Daha sonra Cenâb-ı Hak Hazret-i Nuh'u överek, "Şüphesiz ki o, çok şükreden bir kuldu" buyurmuştur. Yani, "O çok şükredici İdi." Rivayet olunduğuna göre, Hazret-i Nûh (aleyhisselâm), yemek yediğinde, "Beni yediren Allah'a hamdolsun. İsteseydi beni aç bırakabilirdi"; su içtiğinde, "Bana su ihsan eden Allah'a hamdolsun. İsteseydi, beni susuz bırakabilirdi", birşey giydiğinde, "Beni giydiren Allah'a hamdolsun. İsteseydi beni çıplak bırakabilirdi", ayakkabı giydiğinde "Bana ayakkabı giydiren Allah'a hamdolsun. İsteseydi beni yalınayak bırakabilirdi" ve def-i hacet yaptığında, "Benden, bana eziyet veren şeyi çıkaran ve böylece bana afiyet (rahatlık) veren Allah'a hamdolsun. İsteseydi onu çıkarmayabilirdi" derdi. Rivayet olunduğuna göre o, iftar etmek istediğinde, yiyeceğini kendisine iman edenlere sunardı. Eğer onlar içinde bir muhtaç kimse bulursa, onu kendisine tercih ederdi.

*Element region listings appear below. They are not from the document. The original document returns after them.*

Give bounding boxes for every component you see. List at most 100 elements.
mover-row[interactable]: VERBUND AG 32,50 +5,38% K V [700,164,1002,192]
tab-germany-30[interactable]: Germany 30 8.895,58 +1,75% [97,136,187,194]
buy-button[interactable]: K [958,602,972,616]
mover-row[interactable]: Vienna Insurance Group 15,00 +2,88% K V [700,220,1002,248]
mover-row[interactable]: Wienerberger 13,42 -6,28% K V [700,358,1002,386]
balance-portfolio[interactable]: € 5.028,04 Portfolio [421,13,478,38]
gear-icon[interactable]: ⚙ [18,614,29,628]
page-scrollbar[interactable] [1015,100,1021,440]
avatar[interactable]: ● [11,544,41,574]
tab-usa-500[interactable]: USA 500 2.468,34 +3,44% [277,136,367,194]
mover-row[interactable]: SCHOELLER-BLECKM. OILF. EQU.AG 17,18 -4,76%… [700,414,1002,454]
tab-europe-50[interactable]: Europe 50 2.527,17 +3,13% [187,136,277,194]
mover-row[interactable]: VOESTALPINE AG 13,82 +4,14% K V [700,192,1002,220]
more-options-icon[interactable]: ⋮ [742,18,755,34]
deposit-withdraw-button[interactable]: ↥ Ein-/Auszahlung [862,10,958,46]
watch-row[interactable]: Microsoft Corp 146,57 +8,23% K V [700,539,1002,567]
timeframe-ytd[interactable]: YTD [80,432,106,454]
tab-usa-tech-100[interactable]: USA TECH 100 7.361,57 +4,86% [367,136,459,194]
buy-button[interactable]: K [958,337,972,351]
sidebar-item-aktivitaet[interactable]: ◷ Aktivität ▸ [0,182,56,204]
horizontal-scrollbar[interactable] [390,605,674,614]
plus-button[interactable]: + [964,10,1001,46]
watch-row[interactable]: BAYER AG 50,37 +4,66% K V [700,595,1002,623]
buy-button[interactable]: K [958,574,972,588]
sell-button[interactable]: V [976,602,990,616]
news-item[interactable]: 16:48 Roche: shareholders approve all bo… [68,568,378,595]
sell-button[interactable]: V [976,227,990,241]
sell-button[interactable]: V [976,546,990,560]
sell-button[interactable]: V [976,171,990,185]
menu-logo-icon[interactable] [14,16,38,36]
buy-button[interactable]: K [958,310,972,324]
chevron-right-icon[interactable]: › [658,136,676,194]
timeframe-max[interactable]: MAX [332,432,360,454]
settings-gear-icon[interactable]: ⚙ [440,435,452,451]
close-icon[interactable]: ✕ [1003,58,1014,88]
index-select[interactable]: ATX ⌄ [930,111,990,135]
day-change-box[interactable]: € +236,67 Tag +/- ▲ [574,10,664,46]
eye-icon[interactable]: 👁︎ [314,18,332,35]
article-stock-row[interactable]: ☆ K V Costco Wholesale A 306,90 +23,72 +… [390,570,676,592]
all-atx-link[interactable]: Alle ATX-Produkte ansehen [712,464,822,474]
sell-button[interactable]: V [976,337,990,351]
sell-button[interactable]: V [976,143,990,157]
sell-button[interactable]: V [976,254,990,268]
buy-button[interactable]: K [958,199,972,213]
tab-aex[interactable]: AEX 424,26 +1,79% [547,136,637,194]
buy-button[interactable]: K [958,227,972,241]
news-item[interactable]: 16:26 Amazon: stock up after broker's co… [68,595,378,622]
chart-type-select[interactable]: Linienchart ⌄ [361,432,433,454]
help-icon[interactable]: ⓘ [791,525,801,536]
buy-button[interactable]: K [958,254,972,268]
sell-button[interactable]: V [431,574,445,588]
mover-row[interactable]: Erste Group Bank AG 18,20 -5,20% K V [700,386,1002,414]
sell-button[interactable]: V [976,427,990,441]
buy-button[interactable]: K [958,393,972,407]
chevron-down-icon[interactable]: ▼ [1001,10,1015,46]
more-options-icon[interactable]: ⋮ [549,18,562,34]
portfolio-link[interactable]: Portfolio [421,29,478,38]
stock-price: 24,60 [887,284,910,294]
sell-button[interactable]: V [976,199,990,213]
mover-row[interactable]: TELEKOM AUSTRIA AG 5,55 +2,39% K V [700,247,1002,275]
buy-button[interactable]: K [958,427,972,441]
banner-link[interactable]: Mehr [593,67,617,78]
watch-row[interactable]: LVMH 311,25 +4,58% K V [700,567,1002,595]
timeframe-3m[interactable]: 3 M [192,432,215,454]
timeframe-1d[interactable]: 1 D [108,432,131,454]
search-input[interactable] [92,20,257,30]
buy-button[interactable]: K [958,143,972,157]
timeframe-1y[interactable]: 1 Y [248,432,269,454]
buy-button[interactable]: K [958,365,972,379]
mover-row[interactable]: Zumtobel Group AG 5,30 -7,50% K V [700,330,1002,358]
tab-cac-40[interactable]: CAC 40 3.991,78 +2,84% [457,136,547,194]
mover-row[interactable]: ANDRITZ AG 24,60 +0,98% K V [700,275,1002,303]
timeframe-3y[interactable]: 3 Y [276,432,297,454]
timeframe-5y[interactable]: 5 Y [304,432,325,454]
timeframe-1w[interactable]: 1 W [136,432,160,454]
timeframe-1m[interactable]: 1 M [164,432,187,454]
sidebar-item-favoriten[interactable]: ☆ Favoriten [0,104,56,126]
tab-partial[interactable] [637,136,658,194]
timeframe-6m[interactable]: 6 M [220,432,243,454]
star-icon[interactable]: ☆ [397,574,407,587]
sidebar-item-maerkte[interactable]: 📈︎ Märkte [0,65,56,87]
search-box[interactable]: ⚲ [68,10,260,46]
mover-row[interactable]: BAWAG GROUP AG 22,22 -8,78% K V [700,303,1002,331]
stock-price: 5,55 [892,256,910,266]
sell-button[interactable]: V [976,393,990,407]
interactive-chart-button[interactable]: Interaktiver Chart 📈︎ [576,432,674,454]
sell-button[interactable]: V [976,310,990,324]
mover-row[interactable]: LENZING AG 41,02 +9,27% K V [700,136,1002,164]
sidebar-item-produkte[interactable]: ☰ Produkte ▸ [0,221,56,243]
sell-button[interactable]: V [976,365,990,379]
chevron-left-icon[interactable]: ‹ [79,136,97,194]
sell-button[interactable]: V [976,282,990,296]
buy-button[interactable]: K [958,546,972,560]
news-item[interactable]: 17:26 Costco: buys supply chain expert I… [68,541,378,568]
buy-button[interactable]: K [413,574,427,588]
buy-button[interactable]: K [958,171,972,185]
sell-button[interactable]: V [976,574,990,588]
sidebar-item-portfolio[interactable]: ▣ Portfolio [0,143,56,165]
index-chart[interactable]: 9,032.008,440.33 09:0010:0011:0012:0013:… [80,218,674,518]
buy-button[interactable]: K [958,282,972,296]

Eğer, "ayetteki "Şüphesiz ki o, çok şükreden bir kuldu" cümlesinin, kendisinden önceki kısımla münasebeti nedir?" denilirse, biz deriz ki: "İfadenin takdiri şöyledir: Cenâb-ı Hak sanki, "Benden başkasını vekil edinmeyin ve bana ortak koşmayın. Çünkü Nûh çok şükreden bir kuldu. Kul, ancak ehl-i tevhîd olursa çok şükreder. Çünkü tahakkuk eden Allah'ın her nimetini Allah'ın fazlından bilir. Siz, onun kavminin zürriyetisiniz. Binâenaleyh atalarınız nasıl ona uydu ise, sizler de ona uyun, onun gibi yapın" demek istemiştir. Allah en iyi bilendir.